Christopher Marlowe's Poems

Christopher Marlowe's Poems Marlowe's Mysterious Death

Entire books have been written solely on the subject of the death of the poet and dramatist in a Deptford (a village three miles distant from the Elizabethan confines of London) house on the May 30, 1593. In most books on Marlowe's life at least an entire chapter is devoted to the discussion of the events leading up to that day, and speculation on what happened afterward. It is a subject of the most intense interest to Marlowe scholars, for it not only ended the young life of the writer of Tamburlaine and "The Passionate Shepherd to His Love," but also gave rise to a number of theories regarding Marlowe's non-literary activities and his influence on other playwrights -- and even perhaps the uncredited writing by Marlowe of others' plays.

In 1925 the author Leslie Hotson uncovered the first new evidence in centuries concerning the death of Christopher Marlowe. Dr. Hotson found, in the Public Record Office in London, the report on the inquest following Marlowe's murder (Hotson 31-4). While leaving a great many things unexplained, the document did at least give the bare details of what the coroner reported to the Privy Council. Four men, Ingram Friser, Nicholas Skeres, Robert Poley, and Marlowe had a meeting at the home of a widow named Mrs. Bull around ten o'clock in the morning that May day. In a room within her home, the four men met and talked. They were served dinner (the noonday meal,) and then walked in the garden talking quietly until 6 o'clock. After they had eaten, Marlowe and Friser began quarreling about the bill. Marlowe, the document states, was lying on a bed. The three other men were sitting on a bench with their backs to him, facing a table. The story goes that Marlowe took a knife from Friser and attacked him. Friser was unable to get up and away from Marlowe, because he was sitting in between Skeres and Poley on the bench, so he fought for the dagger and, taking it, stabbed Marlowe above the right eye with a fatal blow (Michell 235).

While on the surface this appears very straightforward, there are some significant problems and unanswered questions. Marlowe had been known to be violent in the past, so the brawl over a dinner bill doesn't seem particularly out of character. However, the bare facts in the coroners's report (and there is nothing currently known to corroborate it, so there is the possiblity that these "facts" are indeed inventions or errors) leave out some particularly important points which would explain a lot. Why, for example, were these four men meeting together in a house-for-hire away from London? Skeres, Friser, and Poley were to varying degrees involved in secret and perhaps shady spying for the government. Was this meeting about espionage business? Friser was soon pardoned, on self-defense, but no evidence of follow-up investigation has been found. The three men present that day -- Skeres, Friser, and Poley -- are the only witnesses, and they may well have been in league against Marlowe for a variety of reasons. It appears that the coroner and the Privy Council took them at their word.

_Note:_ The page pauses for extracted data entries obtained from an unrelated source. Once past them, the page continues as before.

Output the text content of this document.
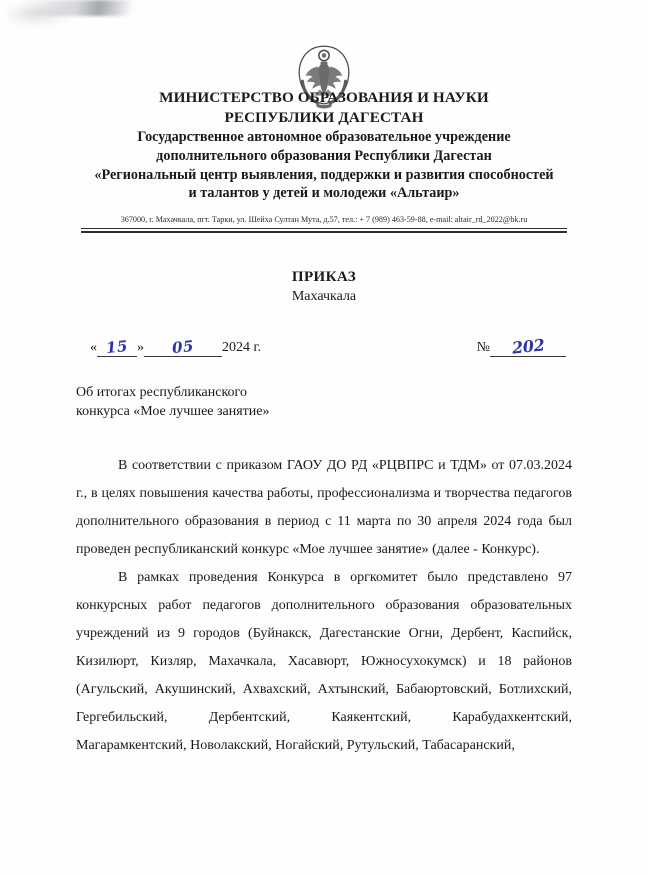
МИНИСТЕРСТВО ОБРАЗОВАНИЯ И НАУКИ
РЕСПУБЛИКИ ДАГЕСТАН
Государственное автономное образовательное учреждение
дополнительного образования Республики Дагестан
«Региональный центр выявления, поддержки и развития способностей
и талантов у детей и молодежи «Альтаир»
367000, г. Махачкала, пгт. Тарки, ул. Шейха Султан Мута, д.57, тел.: + 7 (989) 463-59-88, e-mail: altair_rd_2022@bk.ru
ПРИКАЗ
Махачкала
« 15 » 05 2024 г.	№ 202
Об итогах республиканского
конкурса «Мое лучшее занятие»

В соответствии с приказом ГАОУ ДО РД «РЦВПРС и ТДМ» от 07.03.2024 г., в целях повышения качества работы, профессионализма и творчества педагогов дополнительного образования в период с 11 марта по 30 апреля 2024 года был проведен республиканский конкурс «Мое лучшее занятие» (далее - Конкурс).

В рамках проведения Конкурса в оргкомитет было представлено 97 конкурсных работ педагогов дополнительного образования образовательных учреждений из 9 городов (Буйнакск, Дагестанские Огни, Дербент, Каспийск, Кизилюрт, Кизляр, Махачкала, Хасавюрт, Южносухокумск) и 18 районов (Агульский, Акушинский, Ахвахский, Ахтынский, Бабаюртовский, Ботлихский, Гергебильский, Дербентский, Каякентский, Карабудахкентский, Магарамкентский, Новолакский, Ногайский, Рутульский, Табасаранский,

Another source of suspicion is that this event took place only twelve days after Marlowe had been summoned to appear before the Court of the Star Chamber in London on charges of blasphemy and atheism (Hopkins 135). Marlowe came to court, was indicted on these charges, and then released on bail (Michell 234). The connection between Marlowe's court appearance and his death, since the events are so close in time, has been speculated on by many Marlowe scholars. There is no conclusive evidence, but it is entirely within the realm of possibility that Marlowe's death was no drunken brawl, but rather an execution or assasination because of Marlowe's espionage activities, a religious quarrel, or the Secret Service's suspicion of Marlowe of treason. Entire books have been written on these subjects, and unless new evidence is uncovered, nothing can be stated categorically about Marlowe's death except that it is mysterious indeed.

Certain theorists believe that Marlowe's death was either faked, that Marlowe survived the attack and went into hiding, or that the infamous meeting in Deptford never occurred. If it was, indeed, an official coverup in order to establish Marlowe's death and get him out of the country (for it is not known where Marlowe was buried, and no family members were called to identify the body, Michell 236) it must have been an order from a fairly high official, for it would have required the collusion of several people and the filing of a blatantly false document to the Privy Council. This kind of official coverup, however, is not outside of the realm of possibility; such things occurred in Marlowe's day.

The known facts and documentation of Marlowe's death are obscure and doubtful enough to encourage several different ideas about how the poet and playwright died. These mysteries have added to the romantic and fascinating image of the poet, and has encouraged more scholarship on Marlowe than perhaps there would have been had he died in a more prosaic fashion. Unless another discovery, such has Hotson's, sheds more light on the subject, it seems likely that the competing theories will continue to be debated.